The kids on the bus wanted to know all about the new girl, so they insisted on asking me probing questions like, “Do you believe in God?”, “Do you go to church?”, “Do you believe In Jesus?” Clearly there was a theme.
I responded easily, “No, we don’t go to church, and my mom said Jesus was a really great guy, but we don’t believe in God.”
To which the kids responded with the obvious taunt, “You’re going to hell.”
I got off the bus, tears stinging my eyes, shaking. Where was hell?! Was I really going to have to go there?
I told my mom about my exchange on the bus, to which she replied in her thick, midwestern accent, “Honey, we aren’t going to hell. We’re Buddhist, and Buddhists believe in reincarnation. Buddha was here before Jesus, you know.” She paused, looked at me, then went into the other room and came back carrying two Enclopedia Brittanicas—B for Buddha and J for Jesus.
The next day, she loaded me on the school bus with my history books and reminded me that we weren’t going to hell because we would be reincarnated and after all, Buddha was here before Jesus, you know!
I’m sure the kids on the school bus had an earful for their parents that night.
I had never been to a Buddhist temple before that day and it wouldn’t be until my mid-twenties that I found myself in Thailand meeting monks and visiting Buddhist wahts. But the real shift came for me in my late thirties as I was faced with my own existential crisis.
I was psychic.
As my abilities as a psychic medium accidentally spilled out on my wedding night, I realized I had to find people in the spiritual community to train me to speak to those on the other side in a more responsible, less under–the–influence–of–alcohol kind of way.

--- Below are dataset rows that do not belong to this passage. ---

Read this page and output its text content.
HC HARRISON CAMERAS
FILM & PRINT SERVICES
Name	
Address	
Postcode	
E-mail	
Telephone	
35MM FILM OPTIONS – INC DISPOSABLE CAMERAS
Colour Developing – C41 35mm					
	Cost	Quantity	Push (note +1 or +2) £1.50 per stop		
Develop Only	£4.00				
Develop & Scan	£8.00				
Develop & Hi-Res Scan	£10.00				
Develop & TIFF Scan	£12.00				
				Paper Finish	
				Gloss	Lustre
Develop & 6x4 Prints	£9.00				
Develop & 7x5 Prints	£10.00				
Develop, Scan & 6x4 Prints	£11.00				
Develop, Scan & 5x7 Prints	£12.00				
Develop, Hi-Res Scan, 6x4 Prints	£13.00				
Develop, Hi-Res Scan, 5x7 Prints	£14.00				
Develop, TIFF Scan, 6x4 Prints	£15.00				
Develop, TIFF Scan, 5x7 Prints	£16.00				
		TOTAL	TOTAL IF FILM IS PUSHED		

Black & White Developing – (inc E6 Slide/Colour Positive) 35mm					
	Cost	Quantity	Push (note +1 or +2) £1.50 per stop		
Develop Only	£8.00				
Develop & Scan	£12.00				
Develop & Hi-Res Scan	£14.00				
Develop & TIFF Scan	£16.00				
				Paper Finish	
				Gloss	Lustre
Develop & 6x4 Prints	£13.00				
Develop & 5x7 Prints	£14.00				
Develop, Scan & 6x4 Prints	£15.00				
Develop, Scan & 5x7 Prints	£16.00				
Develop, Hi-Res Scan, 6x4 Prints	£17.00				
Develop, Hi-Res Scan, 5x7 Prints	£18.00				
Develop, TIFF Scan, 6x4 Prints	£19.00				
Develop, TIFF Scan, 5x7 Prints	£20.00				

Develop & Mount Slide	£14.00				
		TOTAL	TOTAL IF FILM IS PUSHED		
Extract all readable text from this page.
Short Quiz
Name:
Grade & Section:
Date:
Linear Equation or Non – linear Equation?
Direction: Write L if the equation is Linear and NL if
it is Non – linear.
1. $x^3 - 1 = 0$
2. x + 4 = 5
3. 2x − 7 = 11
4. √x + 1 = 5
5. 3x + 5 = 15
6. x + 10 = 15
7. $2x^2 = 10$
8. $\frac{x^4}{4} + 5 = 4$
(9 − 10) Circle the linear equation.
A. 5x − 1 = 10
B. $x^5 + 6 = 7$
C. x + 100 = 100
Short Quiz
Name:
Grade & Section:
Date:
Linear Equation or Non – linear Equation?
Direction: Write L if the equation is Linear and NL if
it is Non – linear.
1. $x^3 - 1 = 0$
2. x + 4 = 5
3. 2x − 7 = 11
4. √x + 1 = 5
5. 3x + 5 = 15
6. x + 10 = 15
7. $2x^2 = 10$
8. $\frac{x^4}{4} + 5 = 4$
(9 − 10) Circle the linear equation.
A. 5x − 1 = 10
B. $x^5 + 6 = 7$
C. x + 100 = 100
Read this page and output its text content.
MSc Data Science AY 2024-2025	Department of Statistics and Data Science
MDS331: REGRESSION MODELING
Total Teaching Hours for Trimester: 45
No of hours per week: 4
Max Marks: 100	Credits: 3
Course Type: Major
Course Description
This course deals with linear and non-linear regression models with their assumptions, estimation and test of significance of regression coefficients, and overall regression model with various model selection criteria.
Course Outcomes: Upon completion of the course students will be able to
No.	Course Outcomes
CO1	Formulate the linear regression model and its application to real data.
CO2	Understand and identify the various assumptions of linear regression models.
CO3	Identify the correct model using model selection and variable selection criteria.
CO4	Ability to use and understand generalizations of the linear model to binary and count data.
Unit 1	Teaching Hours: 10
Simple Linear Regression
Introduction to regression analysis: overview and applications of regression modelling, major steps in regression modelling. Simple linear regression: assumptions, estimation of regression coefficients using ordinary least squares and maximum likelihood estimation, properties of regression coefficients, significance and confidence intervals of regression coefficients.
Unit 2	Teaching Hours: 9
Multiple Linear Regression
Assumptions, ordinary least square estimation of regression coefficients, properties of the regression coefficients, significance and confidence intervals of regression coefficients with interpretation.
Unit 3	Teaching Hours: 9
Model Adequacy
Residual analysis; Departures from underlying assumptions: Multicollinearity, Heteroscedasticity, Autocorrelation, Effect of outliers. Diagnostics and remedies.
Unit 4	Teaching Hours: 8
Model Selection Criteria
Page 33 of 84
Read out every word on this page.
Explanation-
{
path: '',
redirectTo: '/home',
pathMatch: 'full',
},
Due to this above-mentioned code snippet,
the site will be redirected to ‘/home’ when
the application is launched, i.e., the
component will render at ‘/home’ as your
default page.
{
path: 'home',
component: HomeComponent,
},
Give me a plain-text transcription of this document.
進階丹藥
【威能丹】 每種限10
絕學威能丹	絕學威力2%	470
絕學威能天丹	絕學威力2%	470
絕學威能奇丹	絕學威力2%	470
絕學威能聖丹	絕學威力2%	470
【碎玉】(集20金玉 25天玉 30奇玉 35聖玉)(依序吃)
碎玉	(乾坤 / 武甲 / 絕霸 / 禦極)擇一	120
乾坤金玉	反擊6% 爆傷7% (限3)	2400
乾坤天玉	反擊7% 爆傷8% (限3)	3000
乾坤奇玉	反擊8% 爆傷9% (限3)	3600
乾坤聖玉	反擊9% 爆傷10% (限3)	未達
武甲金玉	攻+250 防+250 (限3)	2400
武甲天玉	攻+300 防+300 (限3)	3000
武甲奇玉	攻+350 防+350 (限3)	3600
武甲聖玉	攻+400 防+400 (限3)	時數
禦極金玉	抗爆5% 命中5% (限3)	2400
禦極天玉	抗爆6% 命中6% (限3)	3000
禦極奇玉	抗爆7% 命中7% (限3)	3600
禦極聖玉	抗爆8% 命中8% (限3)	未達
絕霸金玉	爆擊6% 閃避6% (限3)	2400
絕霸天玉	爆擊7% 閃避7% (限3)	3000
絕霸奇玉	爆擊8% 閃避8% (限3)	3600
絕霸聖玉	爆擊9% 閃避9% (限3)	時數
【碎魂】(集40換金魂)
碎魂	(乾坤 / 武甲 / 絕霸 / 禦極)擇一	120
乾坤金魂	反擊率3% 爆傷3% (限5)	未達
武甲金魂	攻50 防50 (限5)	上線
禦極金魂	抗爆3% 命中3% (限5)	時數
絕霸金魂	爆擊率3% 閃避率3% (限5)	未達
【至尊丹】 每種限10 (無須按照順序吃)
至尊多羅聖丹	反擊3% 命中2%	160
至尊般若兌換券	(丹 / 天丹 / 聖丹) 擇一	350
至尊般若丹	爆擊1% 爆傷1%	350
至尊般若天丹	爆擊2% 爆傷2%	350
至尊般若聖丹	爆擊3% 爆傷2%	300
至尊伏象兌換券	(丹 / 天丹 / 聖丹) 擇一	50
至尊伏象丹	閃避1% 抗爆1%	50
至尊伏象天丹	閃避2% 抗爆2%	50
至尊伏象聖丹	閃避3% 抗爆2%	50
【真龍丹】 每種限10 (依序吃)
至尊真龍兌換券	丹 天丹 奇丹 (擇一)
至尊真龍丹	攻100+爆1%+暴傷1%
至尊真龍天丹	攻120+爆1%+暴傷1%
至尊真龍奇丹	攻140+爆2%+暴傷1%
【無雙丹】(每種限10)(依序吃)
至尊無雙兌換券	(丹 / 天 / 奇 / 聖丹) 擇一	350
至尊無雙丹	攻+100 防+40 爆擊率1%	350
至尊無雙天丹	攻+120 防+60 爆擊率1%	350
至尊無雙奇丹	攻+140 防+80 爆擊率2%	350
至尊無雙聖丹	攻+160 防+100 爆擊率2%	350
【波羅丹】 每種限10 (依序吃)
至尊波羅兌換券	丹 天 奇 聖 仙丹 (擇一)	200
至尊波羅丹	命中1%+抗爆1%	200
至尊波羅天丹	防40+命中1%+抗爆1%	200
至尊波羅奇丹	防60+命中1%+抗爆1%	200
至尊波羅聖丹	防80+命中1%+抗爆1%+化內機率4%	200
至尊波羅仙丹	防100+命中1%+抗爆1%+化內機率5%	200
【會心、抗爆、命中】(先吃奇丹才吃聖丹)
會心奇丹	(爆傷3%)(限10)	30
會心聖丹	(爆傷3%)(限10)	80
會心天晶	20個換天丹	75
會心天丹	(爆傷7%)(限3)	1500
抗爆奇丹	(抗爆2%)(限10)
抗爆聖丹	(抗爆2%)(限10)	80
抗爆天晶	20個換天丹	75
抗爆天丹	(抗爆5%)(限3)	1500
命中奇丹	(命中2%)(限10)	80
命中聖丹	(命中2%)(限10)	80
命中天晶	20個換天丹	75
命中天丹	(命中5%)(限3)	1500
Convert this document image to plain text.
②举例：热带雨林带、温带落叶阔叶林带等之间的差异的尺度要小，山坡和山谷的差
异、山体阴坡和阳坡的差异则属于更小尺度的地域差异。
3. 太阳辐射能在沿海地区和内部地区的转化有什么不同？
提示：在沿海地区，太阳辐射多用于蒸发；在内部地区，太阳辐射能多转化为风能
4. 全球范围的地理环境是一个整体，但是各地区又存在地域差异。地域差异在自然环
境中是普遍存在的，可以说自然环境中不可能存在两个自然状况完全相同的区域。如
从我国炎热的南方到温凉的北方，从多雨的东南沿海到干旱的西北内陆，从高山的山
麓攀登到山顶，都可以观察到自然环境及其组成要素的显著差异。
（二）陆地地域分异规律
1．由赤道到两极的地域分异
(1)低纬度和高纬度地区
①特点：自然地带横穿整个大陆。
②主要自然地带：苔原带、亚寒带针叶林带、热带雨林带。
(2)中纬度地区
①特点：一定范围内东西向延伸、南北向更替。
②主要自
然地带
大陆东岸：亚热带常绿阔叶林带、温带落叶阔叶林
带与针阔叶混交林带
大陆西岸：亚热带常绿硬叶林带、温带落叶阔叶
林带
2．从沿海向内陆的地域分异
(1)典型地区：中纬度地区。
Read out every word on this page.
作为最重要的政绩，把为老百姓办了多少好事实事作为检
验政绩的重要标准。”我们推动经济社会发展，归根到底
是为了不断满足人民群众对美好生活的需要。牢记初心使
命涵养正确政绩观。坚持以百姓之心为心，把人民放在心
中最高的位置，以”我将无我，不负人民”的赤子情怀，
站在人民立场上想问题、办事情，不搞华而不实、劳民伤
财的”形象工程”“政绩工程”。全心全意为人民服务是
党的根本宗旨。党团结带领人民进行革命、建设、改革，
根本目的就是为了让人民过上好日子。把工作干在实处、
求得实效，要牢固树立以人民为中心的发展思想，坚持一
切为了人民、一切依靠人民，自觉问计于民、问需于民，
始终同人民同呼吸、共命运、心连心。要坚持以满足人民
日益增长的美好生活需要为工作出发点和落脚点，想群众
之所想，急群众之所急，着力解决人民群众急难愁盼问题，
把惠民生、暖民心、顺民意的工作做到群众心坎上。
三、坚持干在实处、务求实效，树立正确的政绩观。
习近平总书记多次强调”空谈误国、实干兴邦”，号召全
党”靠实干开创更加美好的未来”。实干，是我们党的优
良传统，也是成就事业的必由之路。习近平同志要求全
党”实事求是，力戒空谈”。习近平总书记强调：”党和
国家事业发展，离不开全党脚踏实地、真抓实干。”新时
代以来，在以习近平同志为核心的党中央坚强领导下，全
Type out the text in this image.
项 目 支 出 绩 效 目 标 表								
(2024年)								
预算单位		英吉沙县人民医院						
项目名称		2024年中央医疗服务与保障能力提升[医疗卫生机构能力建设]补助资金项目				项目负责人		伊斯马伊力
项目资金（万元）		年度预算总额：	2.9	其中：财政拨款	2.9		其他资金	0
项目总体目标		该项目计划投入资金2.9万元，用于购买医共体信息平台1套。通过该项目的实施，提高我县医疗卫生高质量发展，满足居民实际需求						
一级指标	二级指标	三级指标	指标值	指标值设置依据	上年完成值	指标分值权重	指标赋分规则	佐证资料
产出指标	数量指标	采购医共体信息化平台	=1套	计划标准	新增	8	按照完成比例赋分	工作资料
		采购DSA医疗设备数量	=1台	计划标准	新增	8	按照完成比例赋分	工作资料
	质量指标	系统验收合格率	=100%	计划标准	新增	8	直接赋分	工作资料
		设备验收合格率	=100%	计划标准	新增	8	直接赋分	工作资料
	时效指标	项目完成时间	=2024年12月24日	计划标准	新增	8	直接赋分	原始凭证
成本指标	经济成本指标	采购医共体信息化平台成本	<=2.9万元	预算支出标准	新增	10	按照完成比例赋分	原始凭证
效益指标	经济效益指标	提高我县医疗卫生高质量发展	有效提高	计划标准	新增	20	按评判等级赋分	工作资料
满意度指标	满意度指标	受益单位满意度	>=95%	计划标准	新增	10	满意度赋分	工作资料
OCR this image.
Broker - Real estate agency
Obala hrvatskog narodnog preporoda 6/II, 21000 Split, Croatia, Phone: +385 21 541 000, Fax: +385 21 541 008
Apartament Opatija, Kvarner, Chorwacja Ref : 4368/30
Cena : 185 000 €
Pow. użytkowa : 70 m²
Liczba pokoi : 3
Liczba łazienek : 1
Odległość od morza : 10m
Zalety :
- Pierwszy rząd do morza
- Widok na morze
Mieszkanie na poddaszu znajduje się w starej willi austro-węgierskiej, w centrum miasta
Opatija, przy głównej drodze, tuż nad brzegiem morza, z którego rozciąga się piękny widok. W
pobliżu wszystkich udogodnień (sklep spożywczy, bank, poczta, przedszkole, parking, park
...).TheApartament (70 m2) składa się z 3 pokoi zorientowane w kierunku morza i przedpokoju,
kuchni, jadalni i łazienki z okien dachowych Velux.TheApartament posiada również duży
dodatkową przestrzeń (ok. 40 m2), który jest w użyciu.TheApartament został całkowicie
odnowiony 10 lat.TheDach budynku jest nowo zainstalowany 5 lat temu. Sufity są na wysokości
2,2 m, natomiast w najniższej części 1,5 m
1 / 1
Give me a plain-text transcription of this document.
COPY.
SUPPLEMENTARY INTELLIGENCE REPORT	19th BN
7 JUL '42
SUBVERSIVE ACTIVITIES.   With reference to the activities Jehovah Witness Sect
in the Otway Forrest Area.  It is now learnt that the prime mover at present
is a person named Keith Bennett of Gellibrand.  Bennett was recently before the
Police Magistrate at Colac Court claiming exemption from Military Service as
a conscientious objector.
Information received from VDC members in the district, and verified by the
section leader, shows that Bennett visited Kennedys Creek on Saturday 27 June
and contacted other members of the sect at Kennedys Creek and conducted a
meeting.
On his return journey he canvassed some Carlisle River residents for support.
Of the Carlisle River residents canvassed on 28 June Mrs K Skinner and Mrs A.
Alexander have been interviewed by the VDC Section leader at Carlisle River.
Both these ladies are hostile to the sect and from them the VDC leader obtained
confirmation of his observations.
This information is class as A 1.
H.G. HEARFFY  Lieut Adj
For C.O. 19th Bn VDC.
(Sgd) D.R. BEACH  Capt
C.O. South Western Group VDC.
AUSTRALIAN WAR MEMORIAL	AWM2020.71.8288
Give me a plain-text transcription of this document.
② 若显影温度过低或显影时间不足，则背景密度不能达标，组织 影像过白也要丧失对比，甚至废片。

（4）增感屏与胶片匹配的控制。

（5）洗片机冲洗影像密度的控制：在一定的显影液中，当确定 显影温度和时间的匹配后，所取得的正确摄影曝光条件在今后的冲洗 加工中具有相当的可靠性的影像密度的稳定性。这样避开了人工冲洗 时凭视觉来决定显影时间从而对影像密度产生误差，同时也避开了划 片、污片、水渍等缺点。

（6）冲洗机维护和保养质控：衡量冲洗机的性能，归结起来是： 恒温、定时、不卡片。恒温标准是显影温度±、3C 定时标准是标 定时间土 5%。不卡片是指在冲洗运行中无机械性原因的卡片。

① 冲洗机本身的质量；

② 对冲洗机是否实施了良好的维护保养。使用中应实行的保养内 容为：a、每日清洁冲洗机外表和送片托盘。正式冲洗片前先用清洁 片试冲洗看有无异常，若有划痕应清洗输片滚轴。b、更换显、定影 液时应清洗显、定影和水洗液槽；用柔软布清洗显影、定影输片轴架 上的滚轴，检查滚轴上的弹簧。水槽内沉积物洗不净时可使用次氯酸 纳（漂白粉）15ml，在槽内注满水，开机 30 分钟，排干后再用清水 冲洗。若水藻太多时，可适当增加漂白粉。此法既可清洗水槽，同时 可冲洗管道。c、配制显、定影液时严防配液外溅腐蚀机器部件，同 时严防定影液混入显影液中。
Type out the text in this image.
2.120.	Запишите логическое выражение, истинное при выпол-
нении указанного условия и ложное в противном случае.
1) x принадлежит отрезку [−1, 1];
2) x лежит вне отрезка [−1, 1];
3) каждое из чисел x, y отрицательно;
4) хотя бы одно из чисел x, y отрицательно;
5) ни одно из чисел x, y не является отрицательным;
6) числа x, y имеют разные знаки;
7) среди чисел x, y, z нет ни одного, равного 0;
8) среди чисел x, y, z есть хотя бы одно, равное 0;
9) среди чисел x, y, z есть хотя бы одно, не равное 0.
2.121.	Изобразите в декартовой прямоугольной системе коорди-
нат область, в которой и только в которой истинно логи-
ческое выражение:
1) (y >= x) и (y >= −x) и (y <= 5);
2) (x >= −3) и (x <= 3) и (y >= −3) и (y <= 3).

What I found in my years of practicing and researching spirituality and intuition was the same thing I had discovered on the school bus years before: judgement.
There was this dogmatic practice of meditating and chasing “Buddha, God, Universe” instead of focusing on living in the authentic moment and trusting in ourselves.
From my adult vantage, Buddha was a dude who found it easier to escape and meditate in the woods far from real life than to confront problems and conflict head-on. He cheated by running away from the day–to–day issues of ego and found solace alone.
But the rest of us mere mortals are trying to keep up with the Kardashians or Buddha in the midst of real life chaos.